Branch Prediction
The brains in a computer
Without the ability to make decisions, computers would be no more than very fast calculators. The instructions that ask a processor to make a choice are called branch instructions. The reason for that is simple, each branch instruction represents a fork in the stream of execution. A branch instruction reads something like "If register 1 is less than register 2, go to line 0x00120000". Obviously, branch instructions occur frequently in many programs, and so their efficient handling can make a big difference in execution time.
Since the result returned by a branch instruction changes what instructions come after it, the branch poses the threat of keeping the entire processor idle while the information for the branch is fetched, the worst kind of pipeline stall. The simple way to handle the situation is, upon the reception of a branch command, to halt all other execution after the branch command, and to wait as many clock cycles as necessary for the processor to decide which direction to go. Unfortunately, this completely invalidates the gains of a pipelined processor when executing code with many branch decisions.
The solution that the G4 uses (as well as most other processors) is branch prediction. Every time the G4 hits a branch instruction, the processor looks at a table that records the results of however many times that particular branch was executed. From this table, the processor makes a guess as to which direction the branch will lead. It then starts to execute the instructions on that path, being very careful to not commit any changes to registers or memory. Meanwhile, the Branch Processing Unit decides which path the branch really takes. If the processor guessed correctly, then the instructions in the pipeline are completed and their results permanently committed. If not, the processor flushes all of the work in progress, backs up to the branch instruction, and begins executing down the correct path of instructions.

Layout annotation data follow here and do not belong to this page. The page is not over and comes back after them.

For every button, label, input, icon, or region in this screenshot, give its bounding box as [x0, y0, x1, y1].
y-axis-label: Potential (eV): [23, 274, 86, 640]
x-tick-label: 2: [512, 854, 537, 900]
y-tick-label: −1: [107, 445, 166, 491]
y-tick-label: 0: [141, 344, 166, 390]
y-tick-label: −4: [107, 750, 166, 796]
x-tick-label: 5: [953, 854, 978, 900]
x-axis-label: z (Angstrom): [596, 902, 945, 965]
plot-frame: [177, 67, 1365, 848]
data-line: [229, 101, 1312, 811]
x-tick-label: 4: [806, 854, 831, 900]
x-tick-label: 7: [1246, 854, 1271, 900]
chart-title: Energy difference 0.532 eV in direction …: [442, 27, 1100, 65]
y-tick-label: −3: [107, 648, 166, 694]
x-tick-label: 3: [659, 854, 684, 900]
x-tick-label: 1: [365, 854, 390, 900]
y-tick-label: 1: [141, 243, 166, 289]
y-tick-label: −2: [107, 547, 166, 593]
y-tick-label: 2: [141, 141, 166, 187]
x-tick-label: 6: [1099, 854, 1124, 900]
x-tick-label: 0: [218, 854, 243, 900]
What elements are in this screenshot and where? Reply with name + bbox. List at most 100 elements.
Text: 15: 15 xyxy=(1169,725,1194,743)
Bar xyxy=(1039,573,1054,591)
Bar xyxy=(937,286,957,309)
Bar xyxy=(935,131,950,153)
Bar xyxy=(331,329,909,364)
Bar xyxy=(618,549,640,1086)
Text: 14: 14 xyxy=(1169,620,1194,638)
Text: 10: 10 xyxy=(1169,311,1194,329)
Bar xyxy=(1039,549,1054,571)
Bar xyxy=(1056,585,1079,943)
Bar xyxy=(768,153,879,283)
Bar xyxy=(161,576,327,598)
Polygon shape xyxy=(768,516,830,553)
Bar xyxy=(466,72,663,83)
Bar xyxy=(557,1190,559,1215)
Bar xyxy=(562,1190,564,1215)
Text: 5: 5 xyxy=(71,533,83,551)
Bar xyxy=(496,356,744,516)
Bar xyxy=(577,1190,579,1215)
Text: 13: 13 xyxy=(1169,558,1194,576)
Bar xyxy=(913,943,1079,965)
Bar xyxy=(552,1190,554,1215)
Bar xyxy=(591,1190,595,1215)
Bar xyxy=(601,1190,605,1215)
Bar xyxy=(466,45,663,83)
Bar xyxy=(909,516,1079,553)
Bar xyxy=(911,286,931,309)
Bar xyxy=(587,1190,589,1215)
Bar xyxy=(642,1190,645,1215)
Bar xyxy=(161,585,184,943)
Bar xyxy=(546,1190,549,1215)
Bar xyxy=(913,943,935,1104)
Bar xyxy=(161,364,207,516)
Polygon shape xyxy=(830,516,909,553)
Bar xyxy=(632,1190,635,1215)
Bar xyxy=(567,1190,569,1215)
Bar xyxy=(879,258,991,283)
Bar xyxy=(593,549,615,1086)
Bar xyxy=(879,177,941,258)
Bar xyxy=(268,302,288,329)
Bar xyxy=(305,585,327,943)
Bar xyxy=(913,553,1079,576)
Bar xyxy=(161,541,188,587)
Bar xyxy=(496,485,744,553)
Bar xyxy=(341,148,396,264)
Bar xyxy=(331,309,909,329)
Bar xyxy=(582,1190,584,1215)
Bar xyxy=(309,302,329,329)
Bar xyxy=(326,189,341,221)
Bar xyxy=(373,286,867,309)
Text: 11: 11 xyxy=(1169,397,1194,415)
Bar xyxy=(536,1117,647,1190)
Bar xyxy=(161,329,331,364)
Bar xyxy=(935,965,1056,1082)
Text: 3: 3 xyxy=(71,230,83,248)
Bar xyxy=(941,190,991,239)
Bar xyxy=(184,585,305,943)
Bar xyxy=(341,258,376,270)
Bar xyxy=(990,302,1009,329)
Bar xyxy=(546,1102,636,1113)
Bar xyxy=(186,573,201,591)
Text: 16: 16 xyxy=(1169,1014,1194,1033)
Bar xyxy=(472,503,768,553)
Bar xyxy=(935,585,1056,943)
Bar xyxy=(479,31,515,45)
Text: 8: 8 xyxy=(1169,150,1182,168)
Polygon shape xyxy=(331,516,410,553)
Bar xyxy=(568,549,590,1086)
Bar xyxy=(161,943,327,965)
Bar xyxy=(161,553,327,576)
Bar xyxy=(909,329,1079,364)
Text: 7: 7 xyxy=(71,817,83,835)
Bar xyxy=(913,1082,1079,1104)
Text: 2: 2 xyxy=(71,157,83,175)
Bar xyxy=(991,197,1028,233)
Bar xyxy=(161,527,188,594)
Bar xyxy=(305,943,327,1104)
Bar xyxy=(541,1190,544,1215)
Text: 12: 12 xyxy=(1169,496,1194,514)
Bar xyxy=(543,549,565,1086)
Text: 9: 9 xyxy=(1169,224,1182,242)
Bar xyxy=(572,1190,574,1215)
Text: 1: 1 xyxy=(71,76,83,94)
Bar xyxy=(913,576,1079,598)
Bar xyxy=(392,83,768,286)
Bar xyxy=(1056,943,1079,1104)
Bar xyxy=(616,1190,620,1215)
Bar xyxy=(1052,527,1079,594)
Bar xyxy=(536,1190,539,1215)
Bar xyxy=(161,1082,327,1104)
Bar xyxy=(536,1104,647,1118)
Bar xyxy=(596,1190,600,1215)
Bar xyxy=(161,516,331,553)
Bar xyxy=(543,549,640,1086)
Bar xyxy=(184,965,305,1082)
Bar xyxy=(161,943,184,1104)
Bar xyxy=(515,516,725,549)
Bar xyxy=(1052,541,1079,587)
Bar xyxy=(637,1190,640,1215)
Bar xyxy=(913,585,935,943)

![The G4 Processor: Under the Hood [ Component Overlay of the G4 Processor @ 389 x 504 ] > View Full-Size in another window.](images/7400_overlay-s.jpg) Component Overlay of the G4 Processor
|
Driving with your mother
If this sounds complicated, it is. The best analogy to think of is driving a car with… say… your mother. Pretend you're driving to a party while your mother is reading a map and navigating. Every time you hit an intersection, you ask your mother which way to turn. Being in a hurry, you don't wait for your mother to look up from the map and answer you, instead you make an educated guess and drive in that direction. Eventually, sometime past the intersection, your mother gives you the correct answer. If she says turn right, and you had turned right, then you have saved whatever time you would have otherwise spent idling at the intersection.
However, if you were wrong, you then have to back up your car and go the other direction. The situation is better for a processor, however, since no matter how many instructions it has executed on an incorrect prediction, it can back up and start execution on the right path with only one extra clock cycle.
In real life programming situations, such as a loop, a branch instruction will repeatedly answer one way until the very last time. In those situations, branch prediction can greatly speed computation.